Caso o financista e executivo do setor bancário, que já foi membro do Conselho de Governadores do banco central americano entre 2006 e 2011, tenha seu nome confirmado pelo Senado, ele assumirá o cargo pressionado em duas frentes: o desejo do presidente republicano de que sejam promovidos mais cortes nas taxas de juros; e a cobrança do mercado para que o Fed atue de forma independente.
Desde que voltou à Casa Branca, em janeiro do ano passado, Trump vem criticando o banco central americano (especialmente seu presidente, Jerome Powell, cujo mandato termina em maio) e tomou algumas ações contestadas em relação à instituição.
Em agosto, ele anunciou a demissão da diretora Lisa Cook, alegando que ela cometeu fraude hipotecária antes de assumir o cargo no Fed, mas a medida foi suspensa pelos tribunais e chegou à Suprema Corte dos Estados Unidos, onde o caso tramita atualmente.
Outra ação de Trump foi a indicação de Stephen Miran em setembro para substituir Adriana Kugler, membro do Fed que havia anunciado sua saída no mês anterior.
Com sua nomeação confirmada pelo Senado, Miran manteve seu cargo de conselheiro econômico da Casa Branca, em licença não remunerada, gerando questionamentos sobre a independência da sua atuação no Fed: ele tem votado seguidamente por cortes de juros mais profundos.
A medida mais forte da gestão Trump em relação ao banco central americano, porém, veio este mês: em 11 de janeiro, Powell informou que o Departamento de Justiça (DOJ, na sigla em inglês) abriu uma investigação sobre supostas irregularidades na reforma de prédios do Fed.
“A ameaça de acusações criminais é uma consequência do fato de o Federal Reserve definir as taxas de juros com base em nossa melhor avaliação do que será melhor para o público, em vez de seguir as preferências do presidente”, afirmou o presidente da instituição em comunicado.
“Trata-se de saber se o Fed será capaz de continuar a definir as taxas de juros com base em evidências e nas condições econômicas — ou se, em vez disso, a política monetária será dirigida por pressão política ou intimidação”, acrescentou Powell.

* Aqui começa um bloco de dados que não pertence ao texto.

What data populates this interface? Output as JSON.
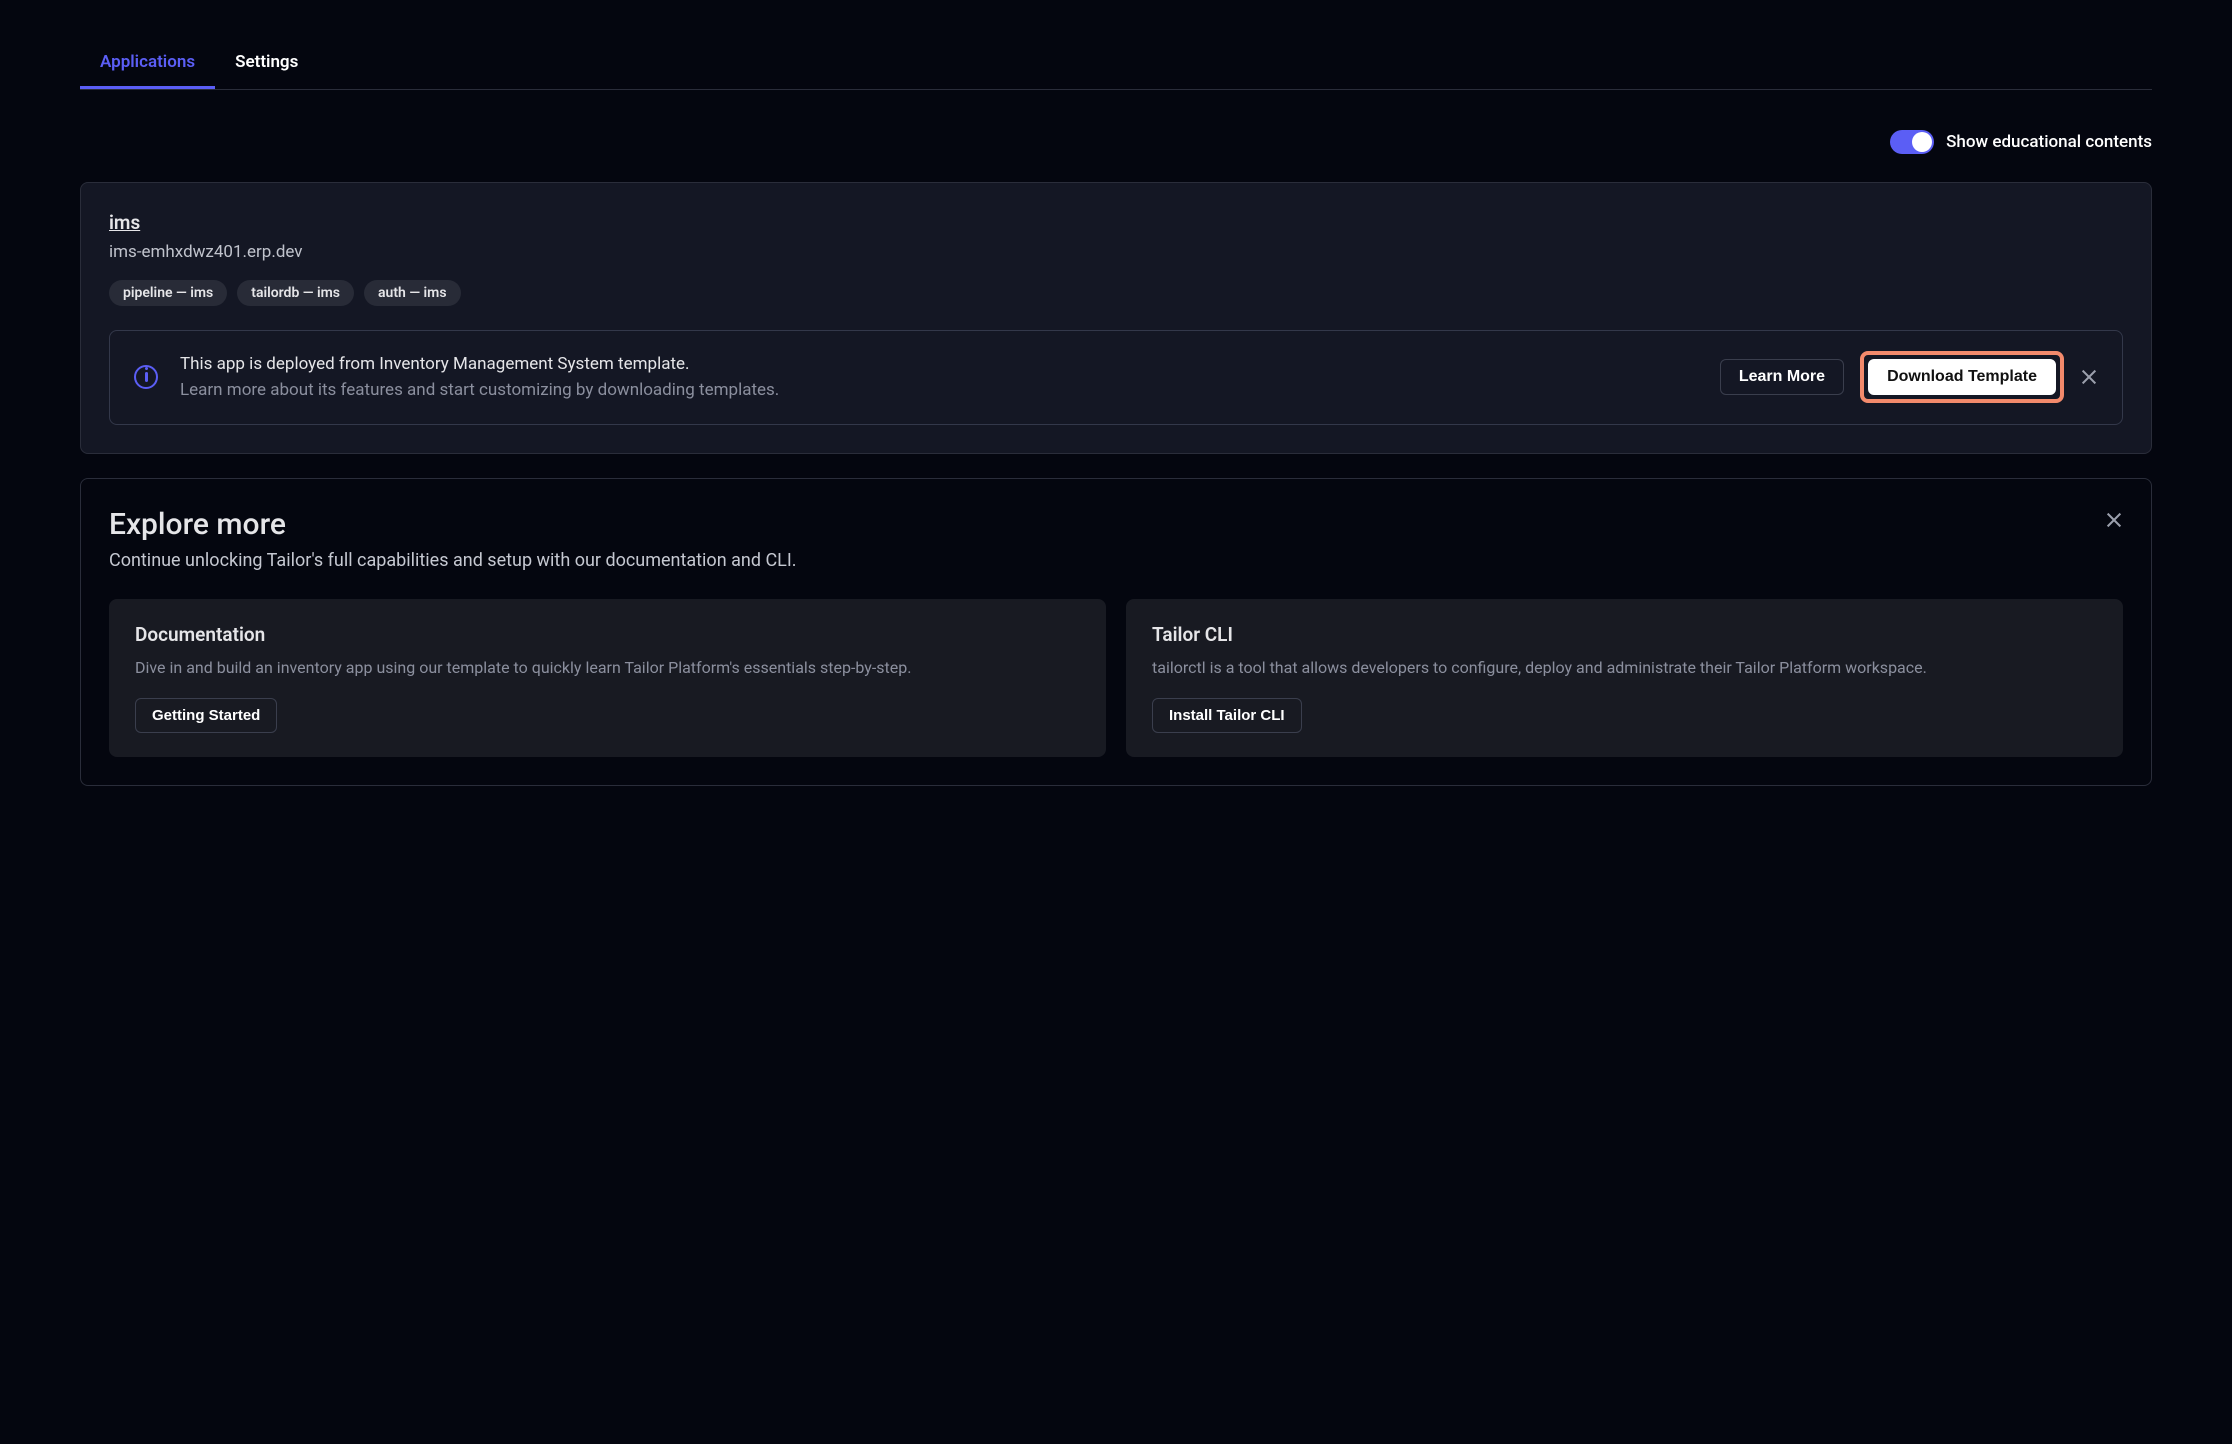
{
  "tabs": [
    {
      "label": "Applications",
      "active": true
    },
    {
      "label": "Settings",
      "active": false
    }
  ],
  "toggle": {
    "label": "Show educational contents",
    "on": true
  },
  "app": {
    "name": "ims",
    "url": "ims-emhxdwz401.erp.dev",
    "chips": [
      "pipeline — ims",
      "tailordb — ims",
      "auth — ims"
    ],
    "banner": {
      "line1": "This app is deployed from Inventory Management System template.",
      "line2": "Learn more about its features and start customizing by downloading templates.",
      "learn_more": "Learn More",
      "download": "Download Template"
    }
  },
  "explore": {
    "title": "Explore more",
    "subtitle": "Continue unlocking Tailor's full capabilities and setup with our documentation and CLI.",
    "cards": [
      {
        "title": "Documentation",
        "desc": "Dive in and build an inventory app using our template to quickly learn Tailor Platform's essentials step-by-step.",
        "cta": "Getting Started"
      },
      {
        "title": "Tailor CLI",
        "desc": "tailorctl is a tool that allows developers to configure, deploy and administrate their Tailor Platform workspace.",
        "cta": "Install Tailor CLI"
      }
    ]
  }
}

Na quarta-feira (28), o Fed votou pela manutenção da taxa básica de juros entre 3,5% e 3,75%, após três cortes no ano passado.
Os Estados Unidos tiveram uma inflação de 2,7% em 2025, bem abaixo do acumulado em 12 meses de 9,1% registrado em junho de 2022, no governo do democrata Joe Biden, mas ainda considerada um patamar alto em um país acostumado a variações de preços inferiores a 2%.
Após a manutenção da taxa de juros, Trump voltou a criticar Powell em postagem na rede Truth Social.
“Jerome ‘Tarde Demais’ Powell recusou-se novamente a reduzir as taxas de juros, mesmo sem ter absolutamente nenhuma razão para mantê-las tão altas. Ele está prejudicando nosso país e nossa segurança nacional. Deveríamos ter uma taxa substancialmente menor, agora que até esse idiota admite que a inflação não é mais um problema ou uma ameaça”, escreveu o presidente americano.
Em meio a essa disputa entre Casa Branca e Fed, analistas conservadores estão manifestando preocupação: em editorial publicado após a abertura da investigação contra Powell, o jornal The Washington Post disse que “caberá ao Senado e à Suprema Corte decidir se o Fed se tornará uma agência semelhante a um gabinete governamental, sob o controle do presidente, ou se manterá um certo grau de independência”.